The first budget Statement and Economic Policy under Akufo-Addo to capture the cathedral project was the 2019 budget, and here is what it said on page 193, paragraph 1001: "Meeting the spiritual needs of our people with the promotion of the Ghana National Cathedral". It's worth noting that the 2the 017, 2018, and 2022 budget statements never mentioned the cathedral project at all. In the budgets for 2019, 2020, and 2021 although mention was made of the cathedral, no funds were allocated to it", he said.

He said any indication of the state providing seed money might rather be traced to the Finance Minister's speech, which he read in brief to Parliament during the presentation of the 2019 Budget Statement and Economic Policy. "In paragraphs 156-157 of the 2019 budget speech, on pages 104-105 under National Cathedral, the Minister stated as follows:Mr. Speaker, the state is facilitating this process by providing the land, the Secretariat, and seed money for the preparatory phase. ... the President is determined that the building of the National Cathedral would not put undue financial burdens on the state", the Finance Minister assured.

He maintained that the Finance Minister, therefore, proposed a partnership between the State and the Ghanaian Christian community both at home and in the Diaspora. "Even so, no particular figure was mentioned as seed money. But even if a figure was mentioned in the Minister's speech, Parliament, as it is known, does not debate, consider and approve what the Minister narrates.

Parliament debateconsiderses, and approves the content of a Budget Statement and Economic Policy presented on behalf of the President. Parliament does not engage in speculations", the Builsa South MP strongly sounded. Dr. Apaak was of a firm belief that the narrative around the cathedral project has exposed the President and his cousin Ken Ofori-Atta as having no regard for the laws of the country, processes, and procedures.

He condemned in no uncertain terms the capricious, unlawful, and unreasonably use of executive power, a matter that has enraged the public "No citizen had a problem when the indication was that the cathedral project was to be funded with private resources.
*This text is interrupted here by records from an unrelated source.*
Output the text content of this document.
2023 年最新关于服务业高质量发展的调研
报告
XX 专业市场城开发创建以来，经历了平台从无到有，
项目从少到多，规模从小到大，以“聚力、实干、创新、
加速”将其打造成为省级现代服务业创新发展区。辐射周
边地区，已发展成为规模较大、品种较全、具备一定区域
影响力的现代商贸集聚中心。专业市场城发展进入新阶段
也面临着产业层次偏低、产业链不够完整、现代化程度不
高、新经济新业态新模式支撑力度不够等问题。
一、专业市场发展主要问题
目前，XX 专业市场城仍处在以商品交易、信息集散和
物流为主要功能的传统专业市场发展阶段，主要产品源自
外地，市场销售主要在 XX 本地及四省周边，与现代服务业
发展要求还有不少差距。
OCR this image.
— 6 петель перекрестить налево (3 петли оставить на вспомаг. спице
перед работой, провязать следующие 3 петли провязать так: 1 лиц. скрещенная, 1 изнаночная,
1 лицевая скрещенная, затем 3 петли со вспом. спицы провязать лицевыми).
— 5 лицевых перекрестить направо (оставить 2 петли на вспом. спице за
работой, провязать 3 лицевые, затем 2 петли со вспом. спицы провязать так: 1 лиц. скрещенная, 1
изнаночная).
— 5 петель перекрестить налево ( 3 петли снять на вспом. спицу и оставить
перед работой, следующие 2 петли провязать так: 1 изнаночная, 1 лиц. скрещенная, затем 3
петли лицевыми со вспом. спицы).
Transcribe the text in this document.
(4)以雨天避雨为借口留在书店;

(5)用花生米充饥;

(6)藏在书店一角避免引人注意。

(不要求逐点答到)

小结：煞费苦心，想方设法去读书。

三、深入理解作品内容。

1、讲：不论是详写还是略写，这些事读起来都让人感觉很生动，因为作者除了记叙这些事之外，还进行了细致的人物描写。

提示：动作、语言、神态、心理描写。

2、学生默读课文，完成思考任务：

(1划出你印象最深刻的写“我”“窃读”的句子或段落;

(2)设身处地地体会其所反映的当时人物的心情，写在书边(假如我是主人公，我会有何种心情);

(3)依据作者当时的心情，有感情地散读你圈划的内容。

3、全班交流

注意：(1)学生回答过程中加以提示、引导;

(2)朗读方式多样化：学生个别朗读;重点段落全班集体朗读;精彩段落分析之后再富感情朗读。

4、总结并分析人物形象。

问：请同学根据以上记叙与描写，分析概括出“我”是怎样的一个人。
Didn't government tell the Supreme Court that its contribution is to provide land for the construction of the cathedral? And that the actual construction was to be sponsored and financed by the churches in the ruling of the James K. Bomfeh Jnr. Vrs Attorney General case?", he questioned. The churches, he revealed were told the same as restated by the Secretary of the Christian Council under whose watch the cathedral project was birthed. According to Rev. Dr. Kwabena Opuni-Frimpong, the government said it would only be a facilitator; while the churches were to provide funding for the project.

He further said, "The then Minister of Chieftaincy and Religious Affairs, Honourable Kofi Dzamesi, was one of those who explained to us again and again, that the churches in Ghana are going to build the cathedral and not the government." "In all humility, it is not right, it is immoral, and is unaccountable for Akufo-Addo to cause Ken Ofori-Atta to apply GHC 200m of public funds towards building an unapproved, and unbudgeted cathedral; when school children sit at home because school feeding caterers are owed their due.

Unlike the cathedral project, the budget for the School Feeding Programme was contained in the 2022 Budget Statement and Economic Policy, which was debated, considered, and approved by the representatives of the people.

Release of public funds for the construction of an unbudgeted and unapproved cathedral to the detriment of budgeted and approved programs like School feeding cannot be tolerated in any democracy, and we must not tolerate the same", the Builsa South and Deputy Ranking Member condemned. "Government must quickly honor its obligation to pay the caterers and increase the cost of feeding per pupil as soon as possible.

This is what the government was given the mandate to execute with the GHC 881m captured in Appendix 6, page 272, of the 2022 Budget Statement and Economic Policy under the School Feeding Programme", he urged.